Emily Buckley, editor in chief
North Logan wrote a line in its history book when residents elected Lyndsay Peterson as their first female mayor in November. She was inaugurated last month.
Mayor Peterson felt a wide range of support from women and men throughout the community when she made the decision to run for the position, and it continued throughout her campaign. “I watched a broad swath of our community rally and support me,” she said. “I had contemporaries who had never been involved in politics who jumped into my campaign and who continue their civic involvement. I also want to acknowledge community leaders, men and women, who encouraged, supported, and endorsed me. Cache Valley is a place that prioritizes community and family, and I think that electing leaders who are women is an extension of that value system.”
As for why this piece of history matters, Mayor Peterson says that she hopes that her service validates all of the ways women lead: as coaches, on PTA boards, and volunteering in causes about which they feel passionately.
“Women in our community contribute in so many ways,” she said. “Having a diversity of perspectives is so valuable as we make decisions that impact the families in our valley.
Growth and its attendant issues were among the main themes of Mayor Peterson’s campaign. “[North Logan] as a city has to figure out ways to grow deliberately and to provide our citizens with the necessary infrastructure to accommodate that growth,” she said.
She added that North Logan’s offerings are a benefit to Cache Valley as a whole. “North Logan has a robust recreation program that has the most participants in all of the valley,” she said. “We have an amazing library and we love being a place that draws people to our area for amazing programs. We have some other projects up our sleeves that will hopefully continue to bring people to [North Logan].”
“Erik and my kids have been incredibly supportive,” Mayor Peterson said. “They handed out flyers and walked in parades during my campaign, and they were probably more nervous than I was during the meet-the-candidate night. Erik is loving his new role as the first gentleman, although he’s already exceeded his annual allotment of photoshoots and ceremonies.”
Mayor Peterson’s campaign platform revolved around the idea of building for the future while preserving community values. She says that her grandfather was a fourth-generation rancher who fostered a feeling of responsibility for strengthening the community in which she lives.
Since moving to Cache Valley in 2016 with her husband, Erik Peterson, DO, an orthopedic surgeon, at Alpine Orthopaedic Specialists, she has done everything she can to honor the wisdom of her grandfather and strengthen her community.
Soon after arriving in the valley, Mayor Peterson attended a Friends of the North Logan Library book sale, signed up to become a member of the board, and later began serving as president, in 2017.
“We’ve been working for years in tandem with city leaders on a new city complex, including new city offices, a community center, and a library expansion,” Mayor Peterson said. “I’ve been passionate about seeing that project to its conclusion and feel fortunate that I’ll be able to continue my participation in the city center construction as mayor.”
Mayor Peterson also served on the North Logan planning commission for many years where she says she got a real taste of the issues North Logan is faces.
“Nearly every area of Utah is experiencing profound growth and I’m hoping to guide North Logan in growing in a deliberate, responsible way.”
Mayor Peterson will balance her new civic responsibilities with her ongoing duties of a mother.
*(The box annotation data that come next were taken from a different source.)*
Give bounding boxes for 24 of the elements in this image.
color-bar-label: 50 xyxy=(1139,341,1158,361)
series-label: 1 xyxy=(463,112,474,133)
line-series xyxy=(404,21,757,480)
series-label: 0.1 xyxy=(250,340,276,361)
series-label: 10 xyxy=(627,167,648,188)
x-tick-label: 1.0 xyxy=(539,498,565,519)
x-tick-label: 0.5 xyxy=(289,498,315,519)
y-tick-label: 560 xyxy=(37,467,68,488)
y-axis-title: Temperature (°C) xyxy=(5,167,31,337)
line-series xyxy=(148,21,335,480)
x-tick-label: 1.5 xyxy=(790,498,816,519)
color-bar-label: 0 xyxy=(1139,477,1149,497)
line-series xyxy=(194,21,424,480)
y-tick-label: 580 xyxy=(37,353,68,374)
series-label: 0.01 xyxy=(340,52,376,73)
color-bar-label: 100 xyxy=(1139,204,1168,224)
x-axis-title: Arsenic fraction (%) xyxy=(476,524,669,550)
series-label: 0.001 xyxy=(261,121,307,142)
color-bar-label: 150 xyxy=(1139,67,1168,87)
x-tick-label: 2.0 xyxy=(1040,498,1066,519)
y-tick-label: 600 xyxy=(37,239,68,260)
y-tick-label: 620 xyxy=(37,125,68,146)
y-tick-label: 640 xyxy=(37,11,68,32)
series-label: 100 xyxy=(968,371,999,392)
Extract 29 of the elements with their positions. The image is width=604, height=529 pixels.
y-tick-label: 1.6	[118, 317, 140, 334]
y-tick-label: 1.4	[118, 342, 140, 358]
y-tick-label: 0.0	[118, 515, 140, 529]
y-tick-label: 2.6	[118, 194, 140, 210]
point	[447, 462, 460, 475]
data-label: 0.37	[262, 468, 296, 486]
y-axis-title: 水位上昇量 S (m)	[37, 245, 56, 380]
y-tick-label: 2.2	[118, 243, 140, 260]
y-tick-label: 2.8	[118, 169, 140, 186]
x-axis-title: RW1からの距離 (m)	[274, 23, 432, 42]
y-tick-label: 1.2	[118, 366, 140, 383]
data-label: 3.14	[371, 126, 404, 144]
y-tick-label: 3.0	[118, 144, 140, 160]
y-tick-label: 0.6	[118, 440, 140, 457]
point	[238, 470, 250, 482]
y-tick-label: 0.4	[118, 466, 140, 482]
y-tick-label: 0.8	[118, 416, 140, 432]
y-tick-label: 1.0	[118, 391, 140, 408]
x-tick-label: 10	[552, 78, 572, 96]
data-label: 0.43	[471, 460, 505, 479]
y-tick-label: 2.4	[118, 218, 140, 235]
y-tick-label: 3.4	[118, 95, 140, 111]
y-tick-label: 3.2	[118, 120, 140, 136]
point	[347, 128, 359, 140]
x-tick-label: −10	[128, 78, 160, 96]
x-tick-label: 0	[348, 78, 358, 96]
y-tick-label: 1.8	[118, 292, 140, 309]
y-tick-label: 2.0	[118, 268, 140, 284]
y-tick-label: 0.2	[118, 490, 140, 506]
She and Erik are parents to three children: Daphne (12), Henry (10), and Theo (7).
“We came to Cache Valley having no connections to the area, but we’ve fallen in love with this valley very quickly and understand why people are so motivated to settle down here,” she said.
“We love being able to go to Bear Lake on a whim in the summer, ski at Beaver and Cherry Peak, kayak at First Dam, hike in Logan Canyon, and play soccer, volleyball, basketball, football, and baseball.”
“When I asked my kids about whether I should file for mayor, Henry said that he’d like to have the kind of mom who runs for mayor.”
Mayor Peterson earned both an undergraduate degree in finance and a law degree from Brigham Young University and worked as an environmental litigation attorney in Ohio for over a decade. She informally retired from her law career before moving to Utah.
“I’ve transitioned from private practice to public service roles, putting my legal background to work analyzing ordinances and bylaws,” Mayor Peterson said.